Frankfort a.d. Main.
30 April had ter gelegenheid van den verjaardag van Prinses Juliana de Consul-Generaal, de heer A. Marckx, de Nederlandsche kolonie te zijnen huize op een thee uitgenoodigd. Dat de hier woonachtige Nederlanders dit op hoogen prijs stelden, bleek uit de talrijke opkomst. De Consul-Generaal nam eerst het woord, heette de aanwezigen welkom, herinnerde eraan, dat nu reeds langer dan 300 jaar het huis van Oranje met de geschiedenis van het Nederlandsche volk onverbrekelijk verbonden was, sprak de hoop uit, dat door Prinses Juliana het geslacht van Oranje nog lang mocht voortleven. Hij wenschte, dat deze dag mocht bijdragen tot verlevendiging van het stambewustzijn, dat zich vooral uit in aanhankelijkheid aan het huis van Oranje. Hij eindigde met een ‘lang leve Prinses Juliana’, waarmede de aanwezigen geestdriftig instemden. Daarna dankte onze vertegenwoordiger, Prof. Van der Meer, voorzitter van de Vereeniging Nederland, uit naam van de genoodigden den heer Marckx. Hij voegde daaraan toe, dat hij deze uitnoodiging op zoo hoogen prijs stelde, omdat hij hoopte, dat uit deze samenkomst een versterking van het gemeenschapsleven bij de Nederlanders in Frankfort mocht voortspruiten, dat in den laatsten tijd zoo weinig tot uiting was gekomen, terwijl in geheel Duitschland de oprichting van den Bond van Nederlanders in Duitschland en van het orgaan van den Bond, de Post van Holland, getuigde, hoe door en na den oorlog de samenhoorigheid veel meer werd gevoeld. Vooral in Frankfort was dit te meer te verwonderen, omdat deze stad door de Nederlandsche Kamer van Koophandel, die als een groote poliep haar vangarmen over 3/4 van Duitschland uitstrekt en door het Holland-Instituut, dat een groote toekomst te gemoet gaat, meer en meer het middelpunt wordt van Nederlandsche studiën en Duitsch-Nederlandsche verbindingen. Hij richtte vooral aan de zoo talrijke nieuwe en Nederlandsche krachten het verzoek zich aan te sluiten bij den Bond van Nederlanders in
Duitschland en de Vereeniging ‘Nederland’, en mede te willen werken aan een vernieuwden bloei van de laatstgenoemde vereeniging. Hij wees er op, dat juist de naam Juliana ons herinnerde aan den grootsten tijd van ons volk, een tijd van machtig geloofsidealisme. Idealisme hebben we ook in dezen tijd broodnoodig. Dit moge zich bij de Nederlanders in het buitenland uiten in aanhankelijkheid aan den Nederlandschen stam en aan het huis van Oranje.

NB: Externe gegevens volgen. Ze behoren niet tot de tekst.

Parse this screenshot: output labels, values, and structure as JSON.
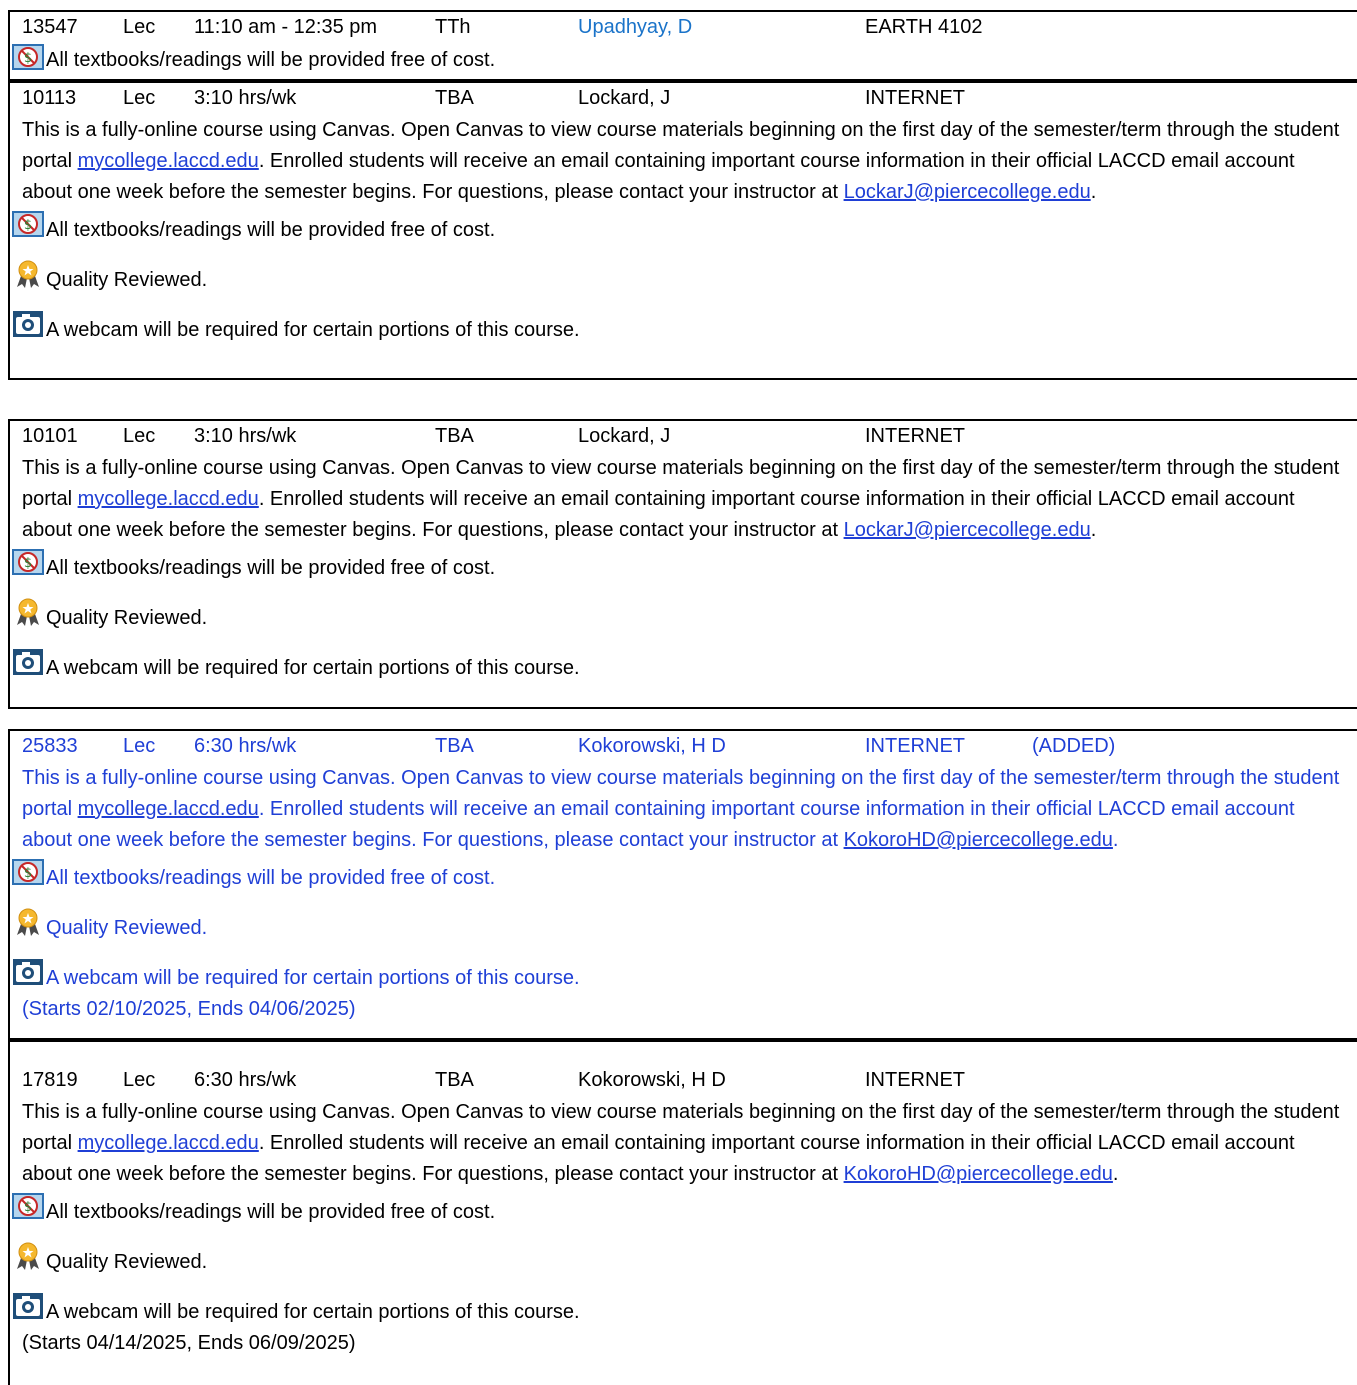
{
  "sections": [
    {
      "id": "13547",
      "type": "Lec",
      "time": "11:10 am - 12:35 pm",
      "days": "TTh",
      "instructor": "Upadhyay, D",
      "location": "EARTH 4102",
      "notes": [
        "All textbooks/readings will be provided free of cost."
      ]
    },
    {
      "id": "10113",
      "type": "Lec",
      "time": "3:10 hrs/wk",
      "days": "TBA",
      "instructor": "Lockard, J",
      "location": "INTERNET",
      "desc_before_link": "This is a fully-online course using Canvas. Open Canvas to view course materials beginning on the first day of the semester/term through the student portal ",
      "portal_link": "mycollege.laccd.edu",
      "desc_middle": ". Enrolled students will receive an email containing important course information in their official LACCD email account about one week before the semester begins. For questions, please contact your instructor at ",
      "email_link": "LockarJ@piercecollege.edu",
      "desc_end": ".",
      "notes": [
        "All textbooks/readings will be provided free of cost.",
        "Quality Reviewed.",
        "A webcam will be required for certain portions of this course."
      ]
    },
    {
      "id": "10101",
      "type": "Lec",
      "time": "3:10 hrs/wk",
      "days": "TBA",
      "instructor": "Lockard, J",
      "location": "INTERNET",
      "desc_before_link": "This is a fully-online course using Canvas. Open Canvas to view course materials beginning on the first day of the semester/term through the student portal ",
      "portal_link": "mycollege.laccd.edu",
      "desc_middle": ". Enrolled students will receive an email containing important course information in their official LACCD email account about one week before the semester begins. For questions, please contact your instructor at ",
      "email_link": "LockarJ@piercecollege.edu",
      "desc_end": ".",
      "notes": [
        "All textbooks/readings will be provided free of cost.",
        "Quality Reviewed.",
        "A webcam will be required for certain portions of this course."
      ]
    },
    {
      "id": "25833",
      "type": "Lec",
      "time": "6:30 hrs/wk",
      "days": "TBA",
      "instructor": "Kokorowski, H D",
      "location": "INTERNET",
      "status": "(ADDED)",
      "desc_before_link": "This is a fully-online course using Canvas. Open Canvas to view course materials beginning on the first day of the semester/term through the student portal ",
      "portal_link": "mycollege.laccd.edu",
      "desc_middle": ". Enrolled students will receive an email containing important course information in their official LACCD email account about one week before the semester begins. For questions, please contact your instructor at ",
      "email_link": "KokoroHD@piercecollege.edu",
      "desc_end": ".",
      "notes": [
        "All textbooks/readings will be provided free of cost.",
        "Quality Reviewed.",
        "A webcam will be required for certain portions of this course."
      ],
      "dates": "(Starts 02/10/2025, Ends 04/06/2025)"
    },
    {
      "id": "17819",
      "type": "Lec",
      "time": "6:30 hrs/wk",
      "days": "TBA",
      "instructor": "Kokorowski, H D",
      "location": "INTERNET",
      "desc_before_link": "This is a fully-online course using Canvas. Open Canvas to view course materials beginning on the first day of the semester/term through the student portal ",
      "portal_link": "mycollege.laccd.edu",
      "desc_middle": ". Enrolled students will receive an email containing important course information in their official LACCD email account about one week before the semester begins. For questions, please contact your instructor at ",
      "email_link": "KokoroHD@piercecollege.edu",
      "desc_end": ".",
      "notes": [
        "All textbooks/readings will be provided free of cost.",
        "Quality Reviewed.",
        "A webcam will be required for certain portions of this course."
      ],
      "dates": "(Starts 04/14/2025, Ends 06/09/2025)"
    }
  ],
  "colors": {
    "added_text": "#1f3fd6",
    "instructor_link": "#1a73c9",
    "border": "#000000"
  },
  "icons": [
    "zero-cost-textbook-icon",
    "quality-reviewed-award-icon",
    "webcam-camera-icon"
  ]
}
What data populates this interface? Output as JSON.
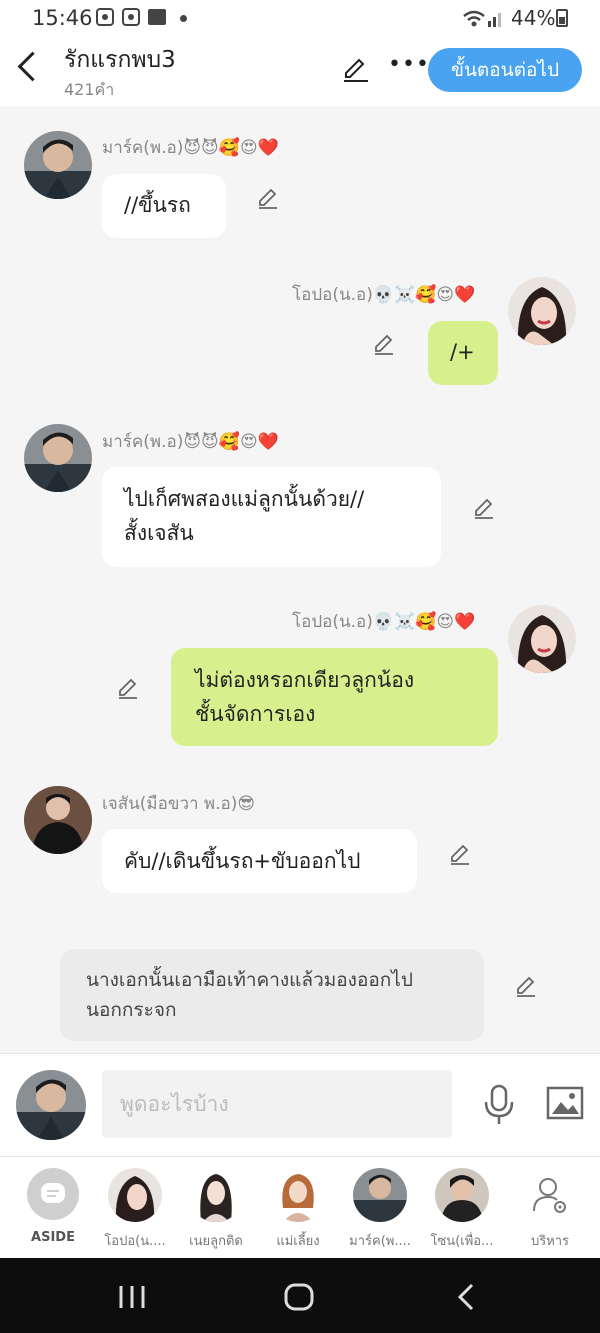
{
  "status_bar": {
    "time": "15:46",
    "battery": "44%"
  },
  "header": {
    "title": "รักแรกพบ3",
    "subtitle": "421คำ",
    "next_button": "ขั้นตอนต่อไป"
  },
  "messages": [
    {
      "sender": "มาร์ค(พ.อ)😈😈🥰😍❤️",
      "text": "//ขึ้นรถ",
      "side": "left"
    },
    {
      "sender": "โอปอ(น.อ)💀☠️🥰😍❤️",
      "text": "/+",
      "side": "right"
    },
    {
      "sender": "มาร์ค(พ.อ)😈😈🥰😍❤️",
      "text_lines": [
        "ไปเก็ศพสองแม่ลูกนั้นด้วย//",
        "สั้งเจสัน"
      ],
      "side": "left"
    },
    {
      "sender": "โอปอ(น.อ)💀☠️🥰😍❤️",
      "text_lines": [
        "ไม่ต่องหรอกเดียวลูกน้อง",
        "ชั้นจัดการเอง"
      ],
      "side": "right"
    },
    {
      "sender": "เจสัน(มือขวา พ.อ)😎",
      "text": "คับ//เดินขึ้นรถ+ขับออกไป",
      "side": "left"
    }
  ],
  "aside_message": {
    "lines": [
      "นางเอกนั้นเอามือเท้าคางแล้วมองออกไป",
      "นอกกระจก"
    ]
  },
  "input": {
    "placeholder": "พูดอะไรบ้าง"
  },
  "characters": [
    {
      "label": "ASIDE"
    },
    {
      "label": "โอปอ(น...."
    },
    {
      "label": "เนยลูกติด"
    },
    {
      "label": "แม่เลี้ยง"
    },
    {
      "label": "มาร์ค(พ...."
    },
    {
      "label": "โซน(เพื่อ..."
    },
    {
      "label": "บริหาร"
    }
  ],
  "colors": {
    "accent": "#4aa3f0",
    "my_bubble": "#d6f08e",
    "other_bubble": "#ffffff",
    "aside_bubble": "#ebebeb"
  }
}
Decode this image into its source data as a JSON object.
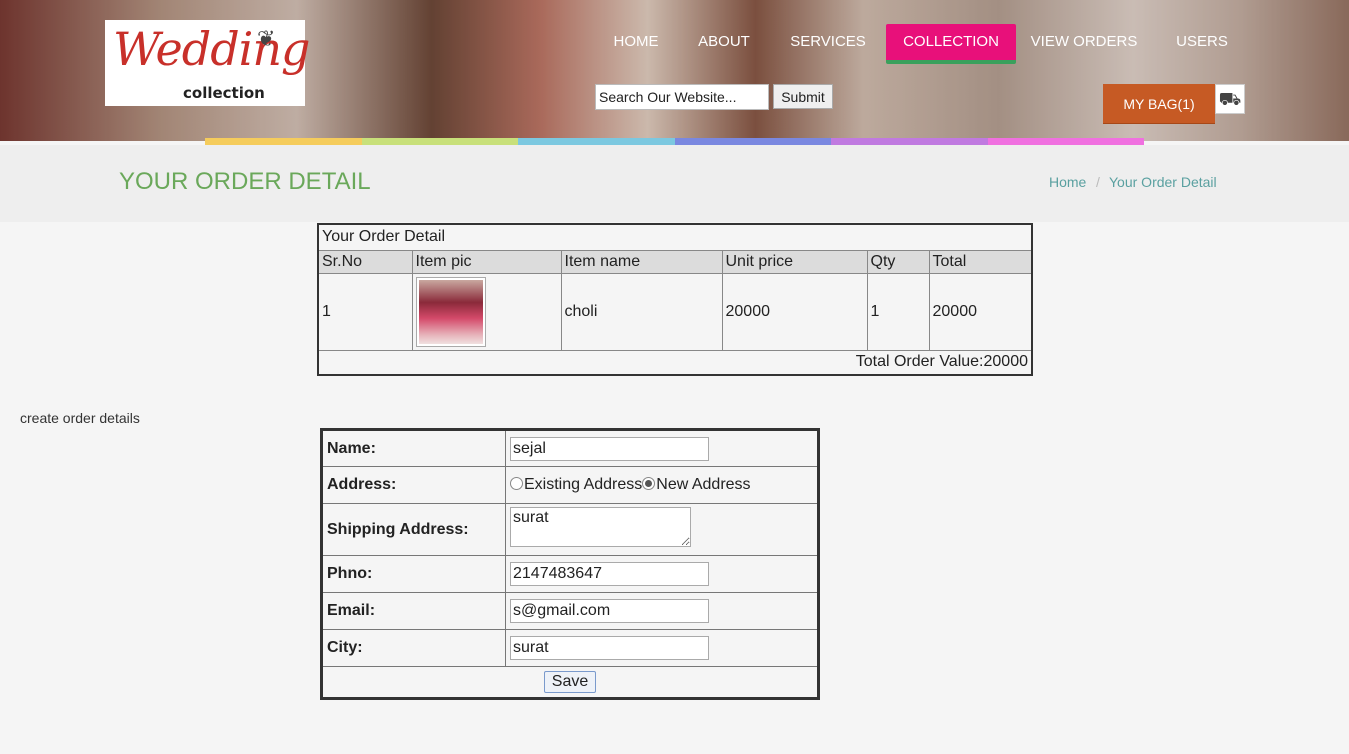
{
  "header": {
    "logo": {
      "script": "Wedding",
      "sub": "collection"
    },
    "nav": [
      {
        "label": "HOME"
      },
      {
        "label": "ABOUT"
      },
      {
        "label": "SERVICES"
      },
      {
        "label": "COLLECTION",
        "active": true
      },
      {
        "label": "VIEW ORDERS"
      },
      {
        "label": "USERS"
      }
    ],
    "search": {
      "placeholder": "Search Our Website...",
      "value": "Search Our Website..."
    },
    "submit_label": "Submit",
    "bag_label": "MY BAG(1)",
    "rainbow_colors": [
      "#f5cc5c",
      "#c8e07a",
      "#7cc8e0",
      "#7a88e0",
      "#c07ae0",
      "#f070e0"
    ],
    "active_color": "#e8107a",
    "bag_color": "#c65a24"
  },
  "page": {
    "title": "YOUR ORDER DETAIL",
    "breadcrumb": [
      {
        "label": "Home"
      },
      {
        "label": "Your Order Detail"
      }
    ],
    "title_color": "#6aa85a"
  },
  "order": {
    "caption": "Your Order Detail",
    "columns": [
      "Sr.No",
      "Item pic",
      "Item name",
      "Unit price",
      "Qty",
      "Total"
    ],
    "rows": [
      {
        "sr": "1",
        "name": "choli",
        "unit_price": "20000",
        "qty": "1",
        "total": "20000"
      }
    ],
    "total_label": "Total Order Value:20000"
  },
  "create_label": "create order details",
  "form": {
    "name_label": "Name:",
    "name_value": "sejal",
    "address_label": "Address:",
    "address_options": [
      {
        "label": "Existing Address",
        "selected": false
      },
      {
        "label": "New Address",
        "selected": true
      }
    ],
    "shipping_label": "Shipping Address:",
    "shipping_value": "surat",
    "phno_label": "Phno:",
    "phno_value": "2147483647",
    "email_label": "Email:",
    "email_value": "s@gmail.com",
    "city_label": "City:",
    "city_value": "surat",
    "save_label": "Save"
  }
}
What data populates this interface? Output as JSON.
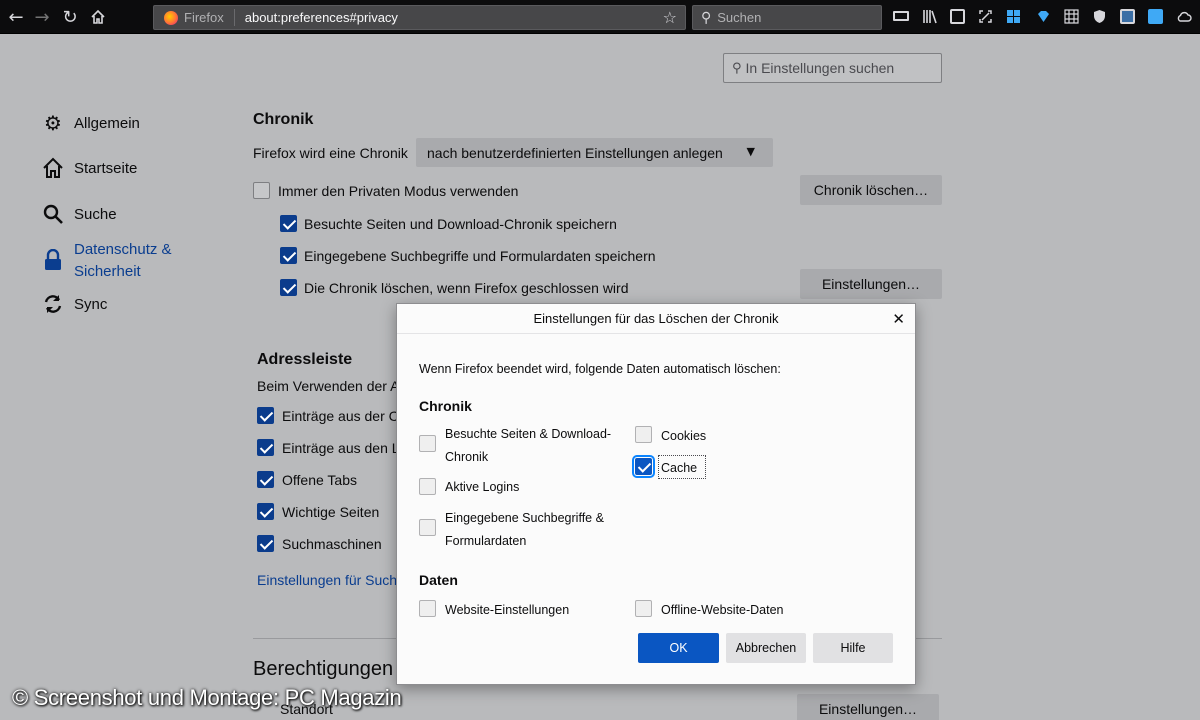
{
  "browser": {
    "identity_label": "Firefox",
    "url": "about:preferences#privacy",
    "search_placeholder": "Suchen"
  },
  "prefs": {
    "search_placeholder": "In Einstellungen suchen",
    "nav": [
      {
        "label": "Allgemein",
        "icon": "gear-icon"
      },
      {
        "label": "Startseite",
        "icon": "home-icon"
      },
      {
        "label": "Suche",
        "icon": "search-icon"
      },
      {
        "label": "Datenschutz & Sicherheit",
        "icon": "lock-icon",
        "active": true
      },
      {
        "label": "Sync",
        "icon": "sync-icon"
      }
    ],
    "chronik": {
      "heading": "Chronik",
      "mode_label": "Firefox wird eine Chronik",
      "mode_value": "nach benutzerdefinierten Einstellungen anlegen",
      "private_mode": {
        "label": "Immer den Privaten Modus verwenden",
        "checked": false
      },
      "clear_button": "Chronik löschen…",
      "options": [
        {
          "label": "Besuchte Seiten und Download-Chronik speichern",
          "checked": true
        },
        {
          "label": "Eingegebene Suchbegriffe und Formulardaten speichern",
          "checked": true
        },
        {
          "label": "Die Chronik löschen, wenn Firefox geschlossen wird",
          "checked": true
        }
      ],
      "settings_button": "Einstellungen…"
    },
    "adressleiste": {
      "heading": "Adressleiste",
      "intro": "Beim Verwenden der A",
      "options": [
        {
          "label": "Einträge aus der C",
          "checked": true
        },
        {
          "label": "Einträge aus den L",
          "checked": true
        },
        {
          "label": "Offene Tabs",
          "checked": true
        },
        {
          "label": "Wichtige Seiten",
          "checked": true
        },
        {
          "label": "Suchmaschinen",
          "checked": true
        }
      ],
      "link": "Einstellungen für Such"
    },
    "berechtigungen": {
      "heading": "Berechtigungen",
      "item": "Standort",
      "settings_button": "Einstellungen…"
    }
  },
  "dialog": {
    "title": "Einstellungen für das Löschen der Chronik",
    "intro": "Wenn Firefox beendet wird, folgende Daten automatisch löschen:",
    "chronik_heading": "Chronik",
    "chronik_left": [
      {
        "line1": "Besuchte Seiten & Download-",
        "line2": "Chronik",
        "checked": false
      },
      {
        "line1": "Aktive Logins",
        "line2": "",
        "checked": false
      },
      {
        "line1": "Eingegebene Suchbegriffe &",
        "line2": "Formulardaten",
        "checked": false
      }
    ],
    "chronik_right": [
      {
        "label": "Cookies",
        "checked": false
      },
      {
        "label": "Cache",
        "checked": true
      }
    ],
    "daten_heading": "Daten",
    "daten": [
      {
        "label": "Website-Einstellungen",
        "checked": false
      },
      {
        "label": "Offline-Website-Daten",
        "checked": false
      }
    ],
    "buttons": {
      "ok": "OK",
      "cancel": "Abbrechen",
      "help": "Hilfe"
    }
  },
  "watermark": "© Screenshot und Montage: PC Magazin"
}
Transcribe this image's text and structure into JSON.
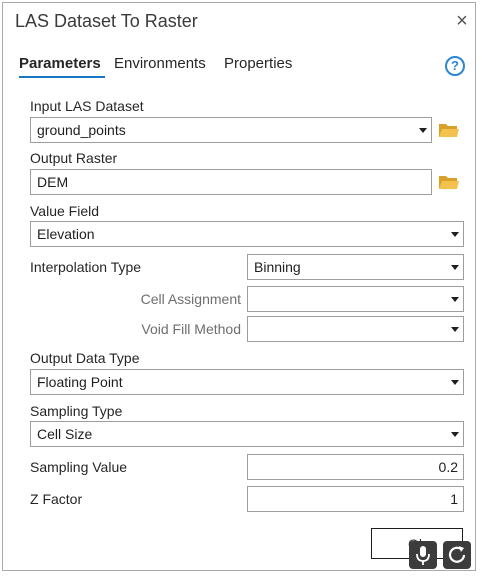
{
  "window": {
    "title": "LAS Dataset To Raster"
  },
  "tabs": [
    {
      "label": "Parameters",
      "active": true
    },
    {
      "label": "Environments",
      "active": false
    },
    {
      "label": "Properties",
      "active": false
    }
  ],
  "help": {
    "glyph": "?",
    "icon": "help-icon"
  },
  "close": {
    "glyph": "×",
    "icon": "close-icon"
  },
  "params": {
    "input_las": {
      "label": "Input LAS Dataset",
      "value": "ground_points"
    },
    "output_raster": {
      "label": "Output Raster",
      "value": "DEM"
    },
    "value_field": {
      "label": "Value Field",
      "value": "Elevation"
    },
    "interpolation_type": {
      "label": "Interpolation Type",
      "value": "Binning"
    },
    "cell_assignment": {
      "label": "Cell Assignment",
      "value": ""
    },
    "void_fill": {
      "label": "Void Fill Method",
      "value": ""
    },
    "output_data_type": {
      "label": "Output Data Type",
      "value": "Floating Point"
    },
    "sampling_type": {
      "label": "Sampling Type",
      "value": "Cell Size"
    },
    "sampling_value": {
      "label": "Sampling Value",
      "value": "0.2"
    },
    "z_factor": {
      "label": "Z Factor",
      "value": "1"
    }
  },
  "run_button": {
    "label": "Ok"
  },
  "colors": {
    "accent": "#1a76c2",
    "folder": "#e6b23c",
    "overlay": "#3c3c3c"
  }
}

De heeren Henri Pusch (piano), Ary Schujer (violoncel) en Anton van Rooy (zang), drie in Frankfort levende Nederlandsche kunstenaars, waarop Nederland trotsch kan zijn, hadden zich geheel belangeloos bereid verklaard, de aanwezigen van hunne kunst te doen genieten. Wat zij ten beste gaven, werd met den grootsten bijval ontvangen. Mevrouw Mientje Lauprecht van Lammen, die zich ook bereid had verklaard mede te werken, was helaas door ziekte verhinderd. Deze dag zal er zeker toe bijdragen, de Nederlanders in Frankfort hun nationaliteit bewuster te doen gevoelen. De heer Marckx verdient onzen warmen dank, dat hij op zulk een schitterende wijze daartoe heeft willen medewerken.